"And yet," she said with a grave little smile, "under-lying it all, there's the big ideal surely. . . . If I didn't think that, if I didn't know that, I . . . I couldn't go on."

"To which particular ideal do you allude?" he asked cynically. "The League of Nations; or the triumph of Democracy, or the War to end War. They all sound so topping, don't they? received with howls of applause by the men who haven't had their boots off for a week." He thumped the sand savagely. "Cut the cackle, my dear girl; cut the cackle. This little performance was started by a few of the puppets who thought they had a winning hand, and the other puppets called a show down. And then the game passed out of their hands. They write books about it, and discover new Gods, and pass new Acts of Parliament—but the thing takes no notice. It just goes on—inexorably. Man has been dabbling with stakes that are too big for him, Margaret. And the trouble is that the cards up in the trenches are getting mighty tattered."

She looked at him curiously. "I'd never have thought it would have taken you like that, Derek . . . Not quite as badly."

"You formed your opinion in the bad old days, didn't you?" he said lightly. "When we danced and made love at the Grafton Galleries." She flushed a little, but did not lower her eyes. "Such a serious girl you were too, Margaret; I wonder how you ever put up with a brainless sort of ass like me."

"Because I liked you," she answered quietly, and suddenly it struck Vane, almost with a feeling of surprise, that the girl sitting beside him was more than attractive. He wondered why he had let her slip so easily out of his life. And the train of thought once started seemed a not unpleasant one. . . . "You'll get it back soon, Derek—your sense of proportion. You've got to."

"So that I can help build the new Heaven and the new Earth," he laughed.

"So that you may help build the new Heaven and the new Earth," she repeated gravely rising to her feet. "I must go back or I'll miss my tea."

"Have a cup with me in the village." Vane scrambled up and fell into step beside her. They passed Monsieur still snoring, and Madame nodding peacefully over her knitting, and crossed the deserted promenade. Then in silence they walked up into the main street of the little town in search of a tea shop.

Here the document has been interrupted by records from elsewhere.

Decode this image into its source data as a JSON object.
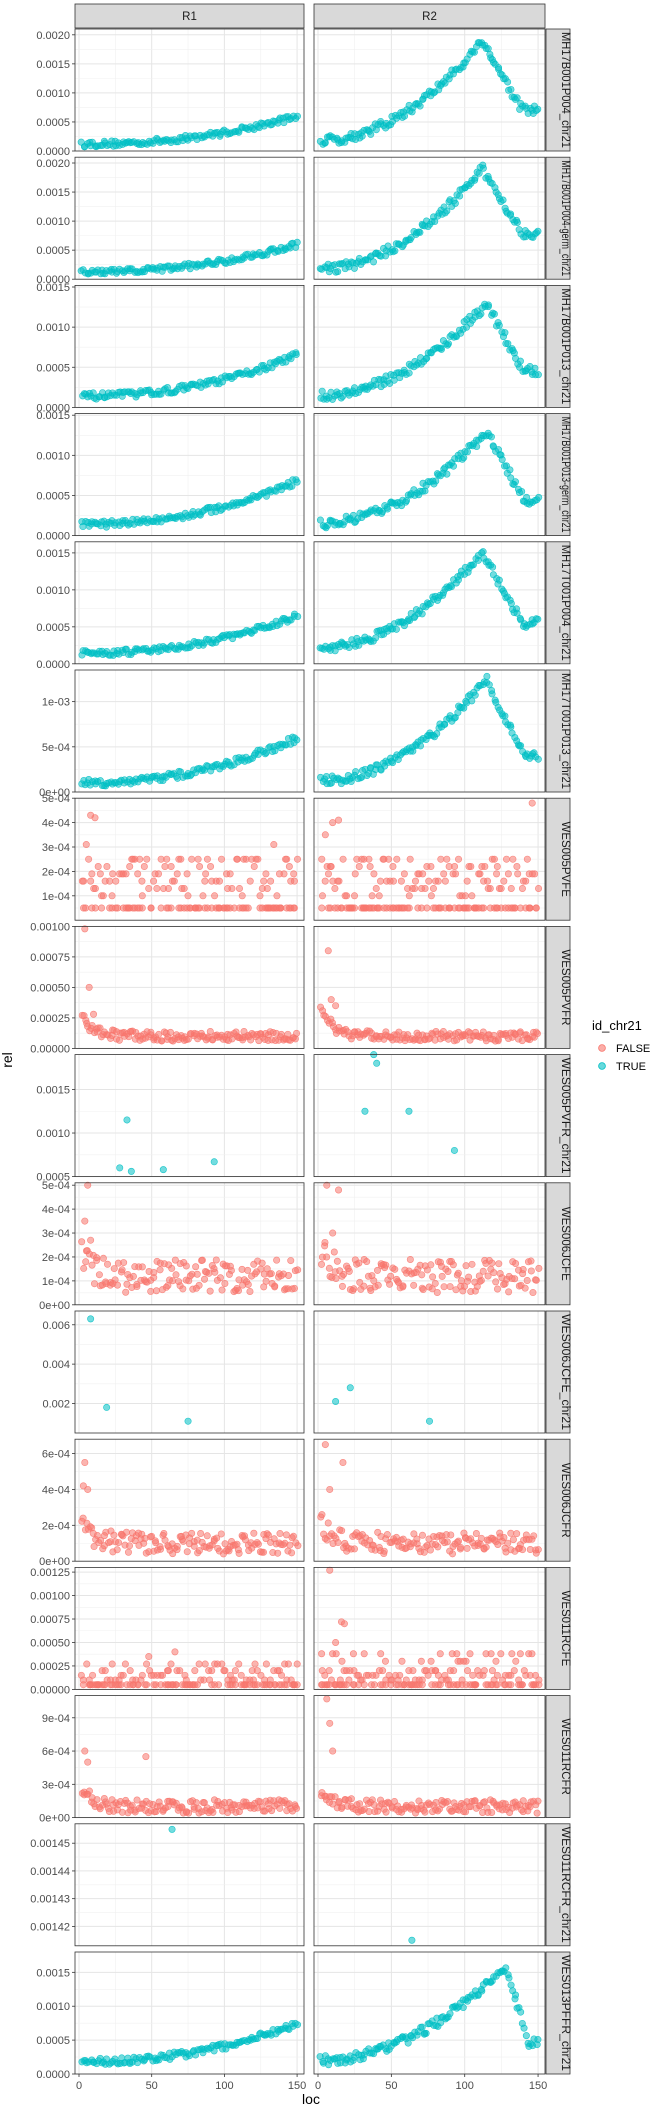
{
  "chart_data": {
    "type": "scatter",
    "xlabel": "loc",
    "ylabel": "rel",
    "xlim": [
      0,
      152
    ],
    "x_ticks": [
      {
        "value": 0,
        "label": "0"
      },
      {
        "value": 50,
        "label": "50"
      },
      {
        "value": 100,
        "label": "100"
      },
      {
        "value": 150,
        "label": "150"
      }
    ],
    "columns": [
      "R1",
      "R2"
    ],
    "legend": {
      "title": "id_chr21",
      "placement": "right",
      "items": [
        {
          "label": "FALSE",
          "color": "#F8766D"
        },
        {
          "label": "TRUE",
          "color": "#00BFC4"
        }
      ]
    },
    "grid": true,
    "panels": [
      {
        "row": "MH17B001P004_chr21",
        "group": "TRUE",
        "ylim": [
          0,
          0.0021
        ],
        "y_ticks": [
          {
            "value": 0,
            "label": "0.0000"
          },
          {
            "value": 0.0005,
            "label": "0.0005"
          },
          {
            "value": 0.001,
            "label": "0.0010"
          },
          {
            "value": 0.0015,
            "label": "0.0015"
          },
          {
            "value": 0.002,
            "label": "0.0020"
          }
        ],
        "R1": {
          "pattern": "rise",
          "y0": 0.00012,
          "y1": 0.0006,
          "noise": 5e-05,
          "n": 120
        },
        "R2": {
          "pattern": "peak",
          "y0": 0.00018,
          "peak": 0.0019,
          "peakx": 112,
          "end": 0.0007,
          "noise": 8e-05,
          "n": 130
        }
      },
      {
        "row": "MH17B001P004-germ_chr21",
        "group": "TRUE",
        "ylim": [
          0,
          0.0021
        ],
        "y_ticks": [
          {
            "value": 0,
            "label": "0.0000"
          },
          {
            "value": 0.0005,
            "label": "0.0005"
          },
          {
            "value": 0.001,
            "label": "0.0010"
          },
          {
            "value": 0.0015,
            "label": "0.0015"
          },
          {
            "value": 0.002,
            "label": "0.0020"
          }
        ],
        "R1": {
          "pattern": "rise",
          "y0": 0.00012,
          "y1": 0.0006,
          "noise": 5e-05,
          "n": 120
        },
        "R2": {
          "pattern": "peak",
          "y0": 0.00018,
          "peak": 0.0019,
          "peakx": 112,
          "end": 0.0008,
          "noise": 8e-05,
          "n": 130
        }
      },
      {
        "row": "MH17B001P013_chr21",
        "group": "TRUE",
        "ylim": [
          0,
          0.00152
        ],
        "y_ticks": [
          {
            "value": 0,
            "label": "0.0000"
          },
          {
            "value": 0.0005,
            "label": "0.0005"
          },
          {
            "value": 0.001,
            "label": "0.0010"
          },
          {
            "value": 0.0015,
            "label": "0.0015"
          }
        ],
        "R1": {
          "pattern": "rise",
          "y0": 0.00014,
          "y1": 0.00065,
          "noise": 4e-05,
          "n": 120
        },
        "R2": {
          "pattern": "peak",
          "y0": 0.00015,
          "peak": 0.0013,
          "peakx": 115,
          "end": 0.00045,
          "noise": 6e-05,
          "n": 130
        }
      },
      {
        "row": "MH17B001P013-germ_chr21",
        "group": "TRUE",
        "ylim": [
          0,
          0.00152
        ],
        "y_ticks": [
          {
            "value": 0,
            "label": "0.0000"
          },
          {
            "value": 0.0005,
            "label": "0.0005"
          },
          {
            "value": 0.001,
            "label": "0.0010"
          },
          {
            "value": 0.0015,
            "label": "0.0015"
          }
        ],
        "R1": {
          "pattern": "rise",
          "y0": 0.00014,
          "y1": 0.00068,
          "noise": 4e-05,
          "n": 120
        },
        "R2": {
          "pattern": "peak",
          "y0": 0.00015,
          "peak": 0.0013,
          "peakx": 115,
          "end": 0.00045,
          "noise": 6e-05,
          "n": 130
        }
      },
      {
        "row": "MH17T001P004_chr21",
        "group": "TRUE",
        "ylim": [
          0,
          0.00165
        ],
        "y_ticks": [
          {
            "value": 0,
            "label": "0.0000"
          },
          {
            "value": 0.0005,
            "label": "0.0005"
          },
          {
            "value": 0.001,
            "label": "0.0010"
          },
          {
            "value": 0.0015,
            "label": "0.0015"
          }
        ],
        "R1": {
          "pattern": "rise",
          "y0": 0.00014,
          "y1": 0.00065,
          "noise": 4e-05,
          "n": 120
        },
        "R2": {
          "pattern": "peak",
          "y0": 0.00022,
          "peak": 0.0015,
          "peakx": 112,
          "end": 0.00055,
          "noise": 6e-05,
          "n": 130
        }
      },
      {
        "row": "MH17T001P013_chr21",
        "group": "TRUE",
        "ylim": [
          0,
          0.00135
        ],
        "y_ticks": [
          {
            "value": 0,
            "label": "0e+00"
          },
          {
            "value": 0.0005,
            "label": "5e-04"
          },
          {
            "value": 0.001,
            "label": "1e-03"
          }
        ],
        "R1": {
          "pattern": "rise",
          "y0": 0.0001,
          "y1": 0.0006,
          "noise": 4e-05,
          "n": 120
        },
        "R2": {
          "pattern": "peak",
          "y0": 0.00012,
          "peak": 0.00125,
          "peakx": 115,
          "end": 0.0004,
          "noise": 5e-05,
          "n": 130
        }
      },
      {
        "row": "WES005PVFE",
        "group": "FALSE",
        "ylim": [
          0,
          0.0005
        ],
        "y_ticks": [
          {
            "value": 0,
            "label": ""
          },
          {
            "value": 0.0001,
            "label": "1e-04"
          },
          {
            "value": 0.0002,
            "label": "2e-04"
          },
          {
            "value": 0.0003,
            "label": "3e-04"
          },
          {
            "value": 0.0004,
            "label": "4e-04"
          },
          {
            "value": 0.0005,
            "label": "5e-04"
          }
        ],
        "R1": {
          "pattern": "levels",
          "levels": [
            5e-05,
            0.0001,
            0.00013,
            0.00016,
            0.00019,
            0.00022,
            0.00025
          ],
          "n": 110,
          "extras": [
            [
              5,
              0.00031
            ],
            [
              8,
              0.00043
            ],
            [
              11,
              0.00042
            ],
            [
              134,
              0.00031
            ]
          ]
        },
        "R2": {
          "pattern": "levels",
          "levels": [
            5e-05,
            0.0001,
            0.00013,
            0.00016,
            0.00019,
            0.00022,
            0.00025
          ],
          "n": 120,
          "extras": [
            [
              10,
              0.0004
            ],
            [
              14,
              0.00041
            ],
            [
              146,
              0.00048
            ],
            [
              5,
              0.00035
            ]
          ]
        }
      },
      {
        "row": "WES005PVFR",
        "group": "FALSE",
        "ylim": [
          0,
          0.001
        ],
        "y_ticks": [
          {
            "value": 0,
            "label": "0.00000"
          },
          {
            "value": 0.00025,
            "label": "0.00025"
          },
          {
            "value": 0.0005,
            "label": "0.00050"
          },
          {
            "value": 0.00075,
            "label": "0.00075"
          },
          {
            "value": 0.001,
            "label": "0.00100"
          }
        ],
        "R1": {
          "pattern": "decay",
          "base": 0.0001,
          "start": 0.0003,
          "noise": 4e-05,
          "n": 140,
          "extras": [
            [
              4,
              0.00098
            ],
            [
              7,
              0.0005
            ],
            [
              10,
              0.00028
            ]
          ]
        },
        "R2": {
          "pattern": "decay",
          "base": 0.0001,
          "start": 0.0004,
          "noise": 4e-05,
          "n": 140,
          "extras": [
            [
              7,
              0.0008
            ],
            [
              9,
              0.0004
            ],
            [
              12,
              0.00035
            ]
          ]
        }
      },
      {
        "row": "WES005PVFR_chr21",
        "group": "TRUE",
        "ylim": [
          0.0005,
          0.0019
        ],
        "y_ticks": [
          {
            "value": 0.0005,
            "label": "0.0005"
          },
          {
            "value": 0.001,
            "label": "0.0010"
          },
          {
            "value": 0.0015,
            "label": "0.0015"
          }
        ],
        "R1": {
          "pattern": "points",
          "points": [
            [
              28,
              0.0006
            ],
            [
              33,
              0.00115
            ],
            [
              36,
              0.00056
            ],
            [
              58,
              0.00058
            ],
            [
              93,
              0.00067
            ]
          ]
        },
        "R2": {
          "pattern": "points",
          "points": [
            [
              32,
              0.00125
            ],
            [
              38,
              0.0019
            ],
            [
              40,
              0.0018
            ],
            [
              62,
              0.00125
            ],
            [
              93,
              0.0008
            ]
          ]
        }
      },
      {
        "row": "WES006JCFE",
        "group": "FALSE",
        "ylim": [
          0,
          0.00051
        ],
        "y_ticks": [
          {
            "value": 0,
            "label": "0e+00"
          },
          {
            "value": 0.0001,
            "label": "1e-04"
          },
          {
            "value": 0.0002,
            "label": "2e-04"
          },
          {
            "value": 0.0003,
            "label": "3e-04"
          },
          {
            "value": 0.0004,
            "label": "4e-04"
          },
          {
            "value": 0.0005,
            "label": "5e-04"
          }
        ],
        "R1": {
          "pattern": "decay",
          "base": 0.00012,
          "start": 0.00022,
          "noise": 7e-05,
          "n": 140,
          "extras": [
            [
              6,
              0.0005
            ],
            [
              4,
              0.00035
            ],
            [
              8,
              0.00027
            ]
          ]
        },
        "R2": {
          "pattern": "decay",
          "base": 0.00012,
          "start": 0.00025,
          "noise": 7e-05,
          "n": 140,
          "extras": [
            [
              6,
              0.0005
            ],
            [
              14,
              0.00048
            ],
            [
              10,
              0.0003
            ]
          ]
        }
      },
      {
        "row": "WES006JCFE_chr21",
        "group": "TRUE",
        "ylim": [
          0.0005,
          0.0067
        ],
        "y_ticks": [
          {
            "value": 0.002,
            "label": "0.002"
          },
          {
            "value": 0.004,
            "label": "0.004"
          },
          {
            "value": 0.006,
            "label": "0.006"
          }
        ],
        "R1": {
          "pattern": "points",
          "points": [
            [
              8,
              0.0063
            ],
            [
              19,
              0.0018
            ],
            [
              75,
              0.0011
            ]
          ]
        },
        "R2": {
          "pattern": "points",
          "points": [
            [
              12,
              0.0021
            ],
            [
              22,
              0.0028
            ],
            [
              76,
              0.0011
            ]
          ]
        }
      },
      {
        "row": "WES006JCFR",
        "group": "FALSE",
        "ylim": [
          0,
          0.00068
        ],
        "y_ticks": [
          {
            "value": 0,
            "label": "0e+00"
          },
          {
            "value": 0.0002,
            "label": "2e-04"
          },
          {
            "value": 0.0004,
            "label": "4e-04"
          },
          {
            "value": 0.0006,
            "label": "6e-04"
          }
        ],
        "R1": {
          "pattern": "decay",
          "base": 0.0001,
          "start": 0.00025,
          "noise": 6e-05,
          "n": 140,
          "extras": [
            [
              4,
              0.00055
            ],
            [
              6,
              0.0004
            ],
            [
              3,
              0.00042
            ]
          ]
        },
        "R2": {
          "pattern": "decay",
          "base": 0.0001,
          "start": 0.00025,
          "noise": 6e-05,
          "n": 140,
          "extras": [
            [
              5,
              0.00065
            ],
            [
              17,
              0.00055
            ],
            [
              8,
              0.0004
            ]
          ]
        }
      },
      {
        "row": "WES011RCFE",
        "group": "FALSE",
        "ylim": [
          0,
          0.0013
        ],
        "y_ticks": [
          {
            "value": 0,
            "label": "0.00000"
          },
          {
            "value": 0.00025,
            "label": "0.00025"
          },
          {
            "value": 0.0005,
            "label": "0.00050"
          },
          {
            "value": 0.00075,
            "label": "0.00075"
          },
          {
            "value": 0.001,
            "label": "0.00100"
          },
          {
            "value": 0.00125,
            "label": "0.00125"
          }
        ],
        "R1": {
          "pattern": "levels",
          "levels": [
            5e-05,
            0.0001,
            0.00015,
            0.0002,
            0.00027
          ],
          "n": 100,
          "extras": [
            [
              66,
              0.0004
            ],
            [
              48,
              0.00035
            ]
          ]
        },
        "R2": {
          "pattern": "levels",
          "levels": [
            5e-05,
            0.0001,
            0.00015,
            0.0002,
            0.0003,
            0.00038
          ],
          "n": 110,
          "extras": [
            [
              8,
              0.00127
            ],
            [
              16,
              0.00072
            ],
            [
              18,
              0.0007
            ],
            [
              12,
              0.0005
            ]
          ]
        }
      },
      {
        "row": "WES011RCFR",
        "group": "FALSE",
        "ylim": [
          0,
          0.0011
        ],
        "y_ticks": [
          {
            "value": 0,
            "label": "0e+00"
          },
          {
            "value": 0.0003,
            "label": "3e-04"
          },
          {
            "value": 0.0006,
            "label": "6e-04"
          },
          {
            "value": 0.0009,
            "label": "9e-04"
          }
        ],
        "R1": {
          "pattern": "decay",
          "base": 0.0001,
          "start": 0.0003,
          "noise": 6e-05,
          "n": 140,
          "extras": [
            [
              4,
              0.0006
            ],
            [
              46,
              0.00055
            ],
            [
              6,
              0.0005
            ]
          ]
        },
        "R2": {
          "pattern": "decay",
          "base": 0.0001,
          "start": 0.0003,
          "noise": 6e-05,
          "n": 140,
          "extras": [
            [
              6,
              0.00107
            ],
            [
              8,
              0.00085
            ],
            [
              10,
              0.0006
            ]
          ]
        }
      },
      {
        "row": "WES011RCFR_chr21",
        "group": "TRUE",
        "ylim": [
          0.001413,
          0.001457
        ],
        "y_ticks": [
          {
            "value": 0.00142,
            "label": "0.00142"
          },
          {
            "value": 0.00143,
            "label": "0.00143"
          },
          {
            "value": 0.00144,
            "label": "0.00144"
          },
          {
            "value": 0.00145,
            "label": "0.00145"
          }
        ],
        "R1": {
          "pattern": "points",
          "points": [
            [
              64,
              0.001455
            ]
          ]
        },
        "R2": {
          "pattern": "points",
          "points": [
            [
              64,
              0.001415
            ]
          ]
        }
      },
      {
        "row": "WES013PFFR_chr21",
        "group": "TRUE",
        "ylim": [
          0,
          0.0018
        ],
        "y_ticks": [
          {
            "value": 0,
            "label": "0.0000"
          },
          {
            "value": 0.0005,
            "label": "0.0005"
          },
          {
            "value": 0.001,
            "label": "0.0010"
          },
          {
            "value": 0.0015,
            "label": "0.0015"
          }
        ],
        "R1": {
          "pattern": "rise",
          "y0": 0.00018,
          "y1": 0.00075,
          "noise": 5e-05,
          "n": 120
        },
        "R2": {
          "pattern": "peak",
          "y0": 0.0002,
          "peak": 0.0016,
          "peakx": 128,
          "end": 0.00045,
          "noise": 7e-05,
          "n": 130
        }
      }
    ]
  }
}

"Do you realise, Margaret," he remarked as they sat down at a small marble-topped table, "that I haven't seen or spoken to a woman for six months? . . . Heaven help us! Aren't there any cakes?"

"Of course not," laughed Margaret, "nor milk, nor sugar. There's a war on up the road. You want about ten drops of that liquid saccharine." In the sunny street outside, soldiers in various stages of convalescence, strolled aimlessly about. An occasional motor car, containing officers—on duty, of course—slowed down at the corner opposite and disgorged its load. A closer inspection of one of them might have revealed a few suspicious looking gashes in the upholstery and holes in the mud-guards. Of course—shrapnel—but, then shrapnel did not occur by the sea. And on what duty could officers from the shrapnel area be engaged on at Paris Plage? . . . However, let us be discreet in all things.